Monday, September 16, 2013

MARCHING INTO UNCERTAIN FUTURE REQUIRES LEADERSHIP

 

By DOUGLAS MACGREGOR SPECIAL TO THE U-T 12:01 a.m. Sept. 15, 2013
 
President Barack Obama’s plea to bomb Syria fell on deaf ears. In 1975, it was “No more Vietnams.” Today, it’s “No more Iraqs.”
The American public attitude is reinforced by the absence of an existential military threat to the United States and the demand for jobs and economic growth instead of military spending. Moreover, for the first time in decades, the public pressure on American political and military leaders to formulate strategic aims worth fighting and dying for before American blood and treasure are sacrificed is enormous and growing.
Regrettably, the growing demand for a new and less belligerent foreign policy has not been matched by coherent strategic guidance from the president and the secretary of defense to the military. As a result, the U.S. armed forces are adrift, floating on a sea of strategic uncertainty.
In the absence of a viable national military strategy and vision from above, the service chiefs are left to figure things out on their own. Most of the time, they are focused on retaining dwindling World War II/Cold War “capabilities” — Marine amphibious forces, Army airborne forces, and increasingly vulnerable surface combatants like the littoral combat ship along with dubious forward presence missions that change nothing of importance ashore.
Cultivating long-term, integrative warfighting structures with vital capabilities the nation will need for the future, let alone the human capital to support them, is a very distant fourth or fifth in priority.
Sadly, Chuck Hagel, the secretary of defense, has failed to provide the leadership the armed forces need to ensure Americans master the future, not relive the past. Instead, Hagel has been cast by the four-stars in the Pentagon in the role of the man on the register at the end of the checkout line in the supermarket; he takes 5 percent off whatever comes down the conveyor belt.
Savvy investors hedge their positions against unpredictable market movement, but there is no evidence to date that Hagel is searching for a range of possible hedges to mitigate the obvious decline in American economic and military power. Making the individual services smaller isn’t change. It’s disastrous, but nobody inside the Washington, D.C., beltway including Hagel seems capable of making the hard choices when the pain occurs on their watch.
Hagel, of course, is not unique. Washington’s top executives (military, government or civilian) reach the top because they were repeatedly chosen by others who put loyalty to the system and conformity to the status quo above competence, imagination and creativity.
The National Defense Panel exemplifies the problem. They, too, are a group of “safe hands,” people chosen for their readiness to preserve, not to change the status quo.

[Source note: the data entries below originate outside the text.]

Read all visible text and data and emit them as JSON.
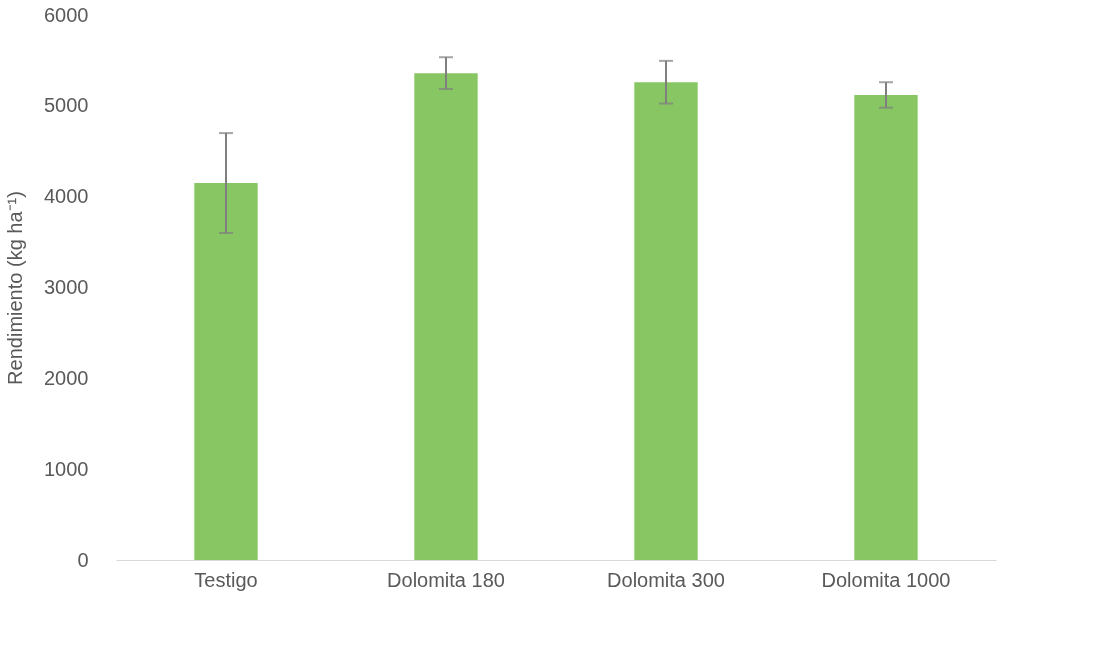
{
  "chart_data": {
    "type": "bar",
    "ylabel": "Rendimiento (kg ha⁻¹)",
    "categories": [
      "Testigo",
      "Dolomita 180",
      "Dolomita 300",
      "Dolomita 1000"
    ],
    "values": [
      4150,
      5360,
      5260,
      5120
    ],
    "errors": [
      550,
      175,
      235,
      140
    ],
    "color": "#87c663",
    "ylim": [
      0,
      6000
    ],
    "yticks": [
      0,
      1000,
      2000,
      3000,
      4000,
      5000,
      6000
    ],
    "grid": false
  }
}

So the defense mess is not entirely Hagel’s fault. Inside a society where Americans are brainwashed into believing that everyone, everywhere is the same, that in Stanley Kubrick’s words from “Full Metal Jacket,” “Inside every Vietnamese is an American waiting to get out,” facts seldom matter. Perhaps, this is why the American public only recently turned against the military interventions in Iraq and Afghanistan, constraining Washington’s self-absorbed interventionists — Obama, McCain, Graham, Kerry and a host of others — from dragging us into Syria
With the exception of those Americans whose jobs inside the defense industry are at stake, very few politicians of either party are interested in what kinds of military forces emerge from the defense cuts or who mans the forces American taxes support. And why should they care?

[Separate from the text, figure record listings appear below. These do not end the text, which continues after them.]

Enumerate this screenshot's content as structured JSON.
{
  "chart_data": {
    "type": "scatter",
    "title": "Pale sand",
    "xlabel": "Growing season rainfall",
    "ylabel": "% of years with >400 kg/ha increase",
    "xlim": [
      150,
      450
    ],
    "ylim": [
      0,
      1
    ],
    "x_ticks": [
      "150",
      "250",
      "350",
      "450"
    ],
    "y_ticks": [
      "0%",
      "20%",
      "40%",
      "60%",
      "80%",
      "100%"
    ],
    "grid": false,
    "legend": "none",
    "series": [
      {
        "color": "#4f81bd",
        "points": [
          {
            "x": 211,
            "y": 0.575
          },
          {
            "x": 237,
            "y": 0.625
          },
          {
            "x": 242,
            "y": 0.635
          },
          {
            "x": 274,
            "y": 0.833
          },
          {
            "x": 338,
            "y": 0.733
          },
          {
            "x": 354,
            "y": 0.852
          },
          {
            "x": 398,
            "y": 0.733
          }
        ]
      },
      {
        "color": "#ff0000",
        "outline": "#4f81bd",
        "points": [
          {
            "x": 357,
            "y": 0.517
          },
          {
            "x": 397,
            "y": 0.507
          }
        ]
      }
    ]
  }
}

Demi Moore has conclusively proven that women can do everything men can do, and gender is, in Marxist terms, simply an “artificial construct.” Drones obviate the need for the lethality that springs from disciplined, physically and psychologically hardened men inside highly trained combat units that kill effectively. For the moment, Hollywood has won the argument and anyone who dares to disagree on the basis of documented combat experience is dismissed out of hand as a misogynous dinosaur. Emotion trumps reason at every turn.
Tragically, the only antidote to Washington’s shameless self-interest, self-deluding behavior and unbridled emotion is future war against a capable enemy with the ability to destroy us, something we have not seen since Korea in 1953, a war Americans in or out of uniform did not want or expect to fight. Whether we survive it is an open question. Until then, in Saul Bellow’s words, “A great deal of intelligence can be invested in ignorance when the need for illusion is deep.”
U.S. Army Col. (Ret.) Douglas Macgregor is a decorated combat veteran, Ph.D., author and executive vice president of Burke-Macgregor Group in Reston, Va.